The departure point of Grubanov’s "Smokescreens" is the despair over human impossibility to adequately express the urge for transformative - and not merely participatory - action in the social realm. Such is a smokescreen that highlights the act of self-immolation of Mohammed Bouazizi, the trigger of open-ended revolutions in the Arab world since the end of 2010. According to Tunisian psychoanalyst Fethi Benslama, the effect of Bouazizi’s act was to insert into the equation an unknown that upset the calculation: it introduced the possibility of overturning relations, by showing how a man can find a power in his very feeling of impotence, can exist by disappearing, assert his rights in losing everything. 

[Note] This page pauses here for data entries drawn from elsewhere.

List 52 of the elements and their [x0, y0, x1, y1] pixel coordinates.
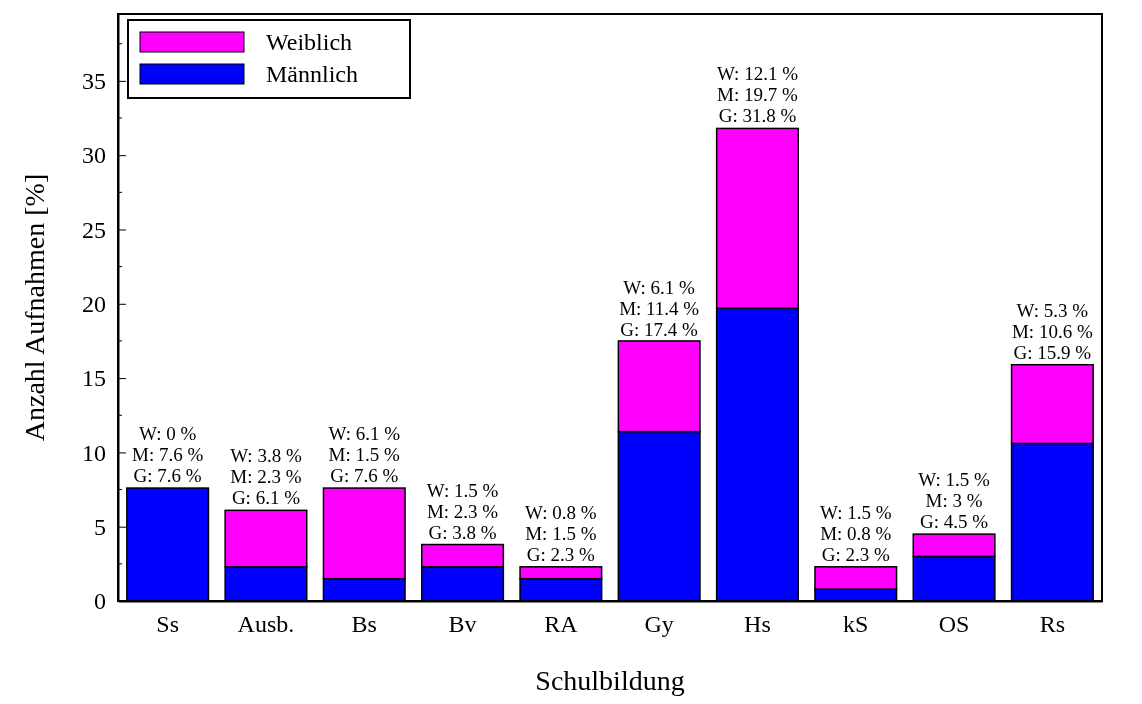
annotation: W: 12.1 % — [716, 63, 799, 85]
annotation: W: 6.1 % — [328, 423, 401, 445]
annotation: G: 2.3 % — [821, 543, 890, 565]
annotation: G: 7.6 % — [133, 465, 202, 487]
annotation: G: 15.9 % — [1013, 341, 1092, 363]
x-tick-label: Gy — [644, 611, 674, 638]
annotation: W: 1.5 % — [426, 479, 499, 501]
annotation: G: 31.8 % — [718, 105, 797, 127]
legend-label: Männlich — [266, 61, 358, 87]
annotation: M: 1.5 % — [328, 444, 401, 466]
y-axis-title: Anzahl Aufnahmen [%] — [19, 173, 50, 442]
annotation: M: 2.3 % — [426, 500, 499, 522]
annotation: W: 1.5 % — [819, 501, 892, 523]
x-tick-label: OS — [938, 611, 970, 638]
annotation: G: 6.1 % — [231, 487, 301, 509]
x-axis-title: Schulbildung — [535, 665, 685, 696]
x-tick-label: Ausb. — [237, 611, 295, 638]
y-tick-label: 25 — [82, 216, 106, 243]
y-tick-label: 10 — [82, 439, 106, 466]
x-tick-label: Rs — [1039, 611, 1066, 638]
legend-label: Weiblich — [266, 29, 353, 55]
annotation: M: 7.6 % — [132, 444, 204, 466]
annotation: W: 0.8 % — [525, 501, 597, 523]
y-tick-label: 30 — [82, 142, 106, 169]
x-tick-label: kS — [843, 611, 869, 638]
annotation: W: 0 % — [138, 423, 197, 445]
annotation: M: 2.3 % — [230, 466, 302, 488]
x-tick-label: RA — [544, 611, 579, 638]
x-tick-label: Bs — [351, 611, 377, 638]
annotation: M: 11.4 % — [619, 298, 700, 320]
annotation: G: 7.6 % — [330, 465, 399, 487]
annotation: G: 2.3 % — [526, 543, 596, 565]
y-tick-label: 15 — [82, 365, 106, 392]
annotation: W: 6.1 % — [623, 277, 696, 299]
y-tick-label: 5 — [94, 513, 106, 540]
annotation: M: 1.5 % — [525, 522, 597, 544]
y-tick-label: 0 — [94, 588, 106, 615]
annotation: G: 4.5 % — [920, 511, 989, 533]
annotation: M: 0.8 % — [820, 522, 892, 544]
annotation: W: 1.5 % — [918, 469, 991, 491]
x-tick-label: Bv — [448, 611, 477, 638]
annotation: W: 5.3 % — [1016, 299, 1089, 321]
y-tick-label: 20 — [82, 290, 106, 317]
annotation: W: 3.8 % — [230, 445, 302, 467]
x-tick-label: Hs — [744, 611, 771, 638]
annotation: M: 3 % — [925, 490, 983, 512]
annotation: M: 10.6 % — [1011, 320, 1093, 342]
annotation: M: 19.7 % — [717, 84, 798, 106]
annotation: G: 3.8 % — [428, 521, 497, 543]
x-tick-label: Ss — [156, 611, 179, 638]
annotation: G: 17.4 % — [620, 319, 699, 341]
y-tick-label: 35 — [82, 68, 106, 95]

Grubanov’s "Smokescreens" are scenes, images and snatches of speech that constitute the ferment of revolution - protest by a man acting alone and without leaving any other message than his single public act. If a painting can neither carry out any social change nor explain the lack of a just social order, it can express and embody human frustration provoked by the limited possibilities to oppose injustice and oppression. It can embody the actual examples of the culmination of this frustration, by mobilizing imagination, intuition and lucidity in order to signify the unrepresentable and accumulate the imaginary potential toward setting off of the revolt.

 

Ivan Grubanov (1976, Belgrade) received his education at the Belgrade Academy of Fine Arts, the Rijksakademie in Amsterdam, Delfina Studios in London and Casa de Velazquez in Madrid. He held twenty individual shows and took part in over one hundred group exhibitions at the leading international art institutions and events, including the 10th Istanbul Biennial, National Museum of Contemporary Art Athens, Extra City Antwerp, Stroom Den Haag, MUSAC Leon, Kunsthalle Bern, MOCAK Krakow, Apex Art New York, Witte de With Rotterdam, MAMA Algiers, South London Gallery.